Presiden Joko Widodo memberikan
pidato dalam pesta rakyat salam 3 jari di Monumen Nasional, Jakarta, 20 Oktober
2014. TEMPO/Frannoto
|
"Pasca reformasi, baru kali ini posisi jaksa agung diserahkan ke orang partai," kata Zainal di Yogyakarta, Sabtu, 29 November 2014. Zainal menilai ekspektasi publik terhadap kinerja pemerintahan baru biasanya tinggi di masa awal. Namun seringkali ekspektasi itu tidak berhasil dikelola baik dengan penguatan sistem birokrasi yang transparan, akuntabel dan tidak koruptif.
Zainal mencontohkan, pada awal masa pemerintahan Presiden Susilo Bambang Yudhoyono,tahun 2004, eskpektasi aktivis anti-korupsi sangat tinggi. "Tapi di 2005 menurun drastis," katanya. Apalagi, menurut Zainal, tantangan pengelolaan ekspektasi publik bagi pemerintah bertambah berat karena sistem kebijakan masih banyak kelemahan di hulu-hilir. "Akibatnya rentan koruptif dan sulit dipercaya publik."
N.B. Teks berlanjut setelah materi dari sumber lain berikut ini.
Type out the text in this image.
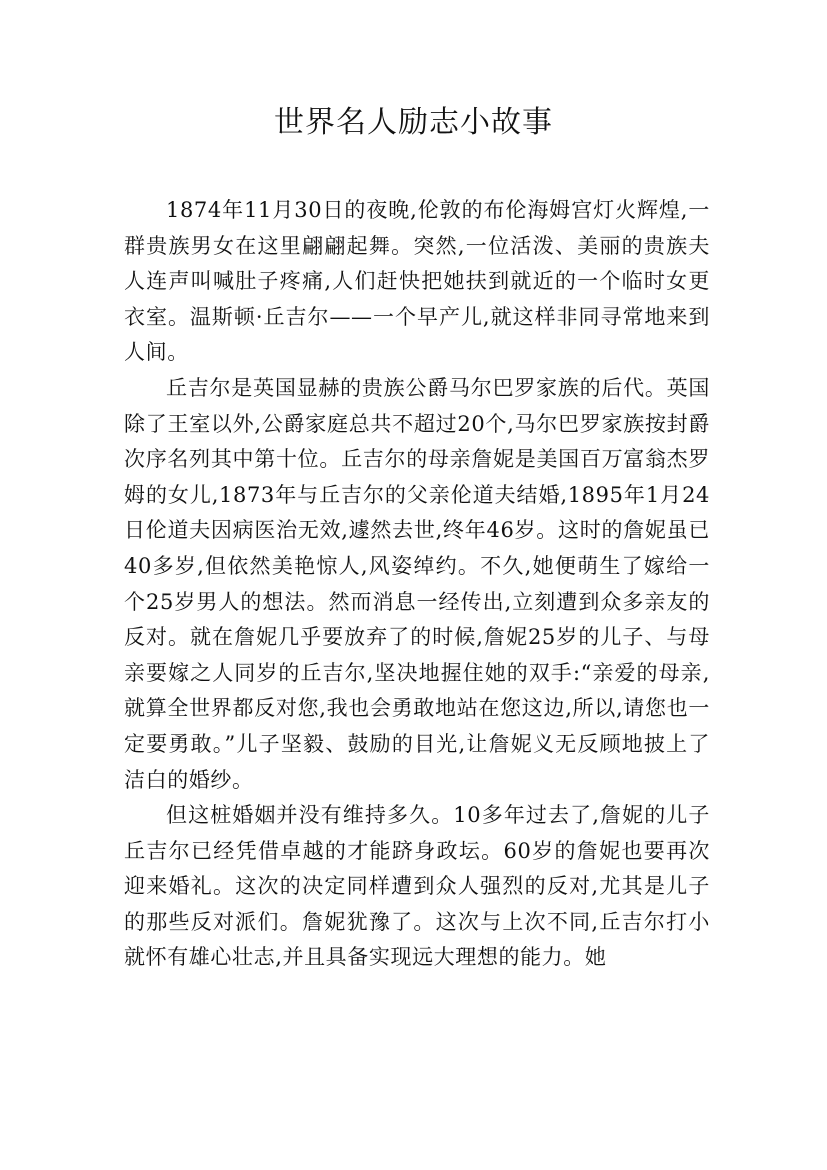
世界名人励志小故事

1874年11月30日的夜晚,伦敦的布伦海姆宫灯火辉煌,一群贵族男女在这里翩翩起舞。突然,一位活泼、美丽的贵族夫人连声叫喊肚子疼痛,人们赶快把她扶到就近的一个临时女更衣室。温斯顿·丘吉尔——一个早产儿,就这样非同寻常地来到人间。

丘吉尔是英国显赫的贵族公爵马尔巴罗家族的后代。英国除了王室以外,公爵家庭总共不超过20个,马尔巴罗家族按封爵次序名列其中第十位。丘吉尔的母亲詹妮是美国百万富翁杰罗姆的女儿,1873年与丘吉尔的父亲伦道夫结婚,1895年1月24日伦道夫因病医治无效,遽然去世,终年46岁。这时的詹妮虽已40多岁,但依然美艳惊人,风姿绰约。不久,她便萌生了嫁给一个25岁男人的想法。然而消息一经传出,立刻遭到众多亲友的反对。就在詹妮几乎要放弃了的时候,詹妮25岁的儿子、与母亲要嫁之人同岁的丘吉尔,坚决地握住她的双手:“亲爱的母亲,就算全世界都反对您,我也会勇敢地站在您这边,所以,请您也一定要勇敢。”儿子坚毅、鼓励的目光,让詹妮义无反顾地披上了洁白的婚纱。

但这桩婚姻并没有维持多久。10多年过去了,詹妮的儿子丘吉尔已经凭借卓越的才能跻身政坛。60岁的詹妮也要再次迎来婚礼。这次的决定同样遭到众人强烈的反对,尤其是儿子的那些反对派们。詹妮犹豫了。这次与上次不同,丘吉尔打小就怀有雄心壮志,并且具备实现远大理想的能力。她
Dia mencontohkan, aspek integritas yang penting bagi pemegang jabatan di lembaga negara belum masuk sebagai unsur penting dalam sistem kebijakan. Salah satu prakteknya, kewenangan penganggaran bagi anggota dewan bisa digunakan untuk menentukan keputusan kenaikan gaji.
Contoh lain, di Undang-Undang MPR, DPR, DPD dan DPRD (MD3), wakil rakyat bisa diperkarakan di Dewan Kehormatan dengan izin pimpinan legislatif. Pertentangan kepentingan mudah muncul ketika yang terlibat pelanggaran justru pimpinan dewan. "Sistem pengendali tidak ada, masalah integritas jadi urusan personal, bukan sistem," katanya.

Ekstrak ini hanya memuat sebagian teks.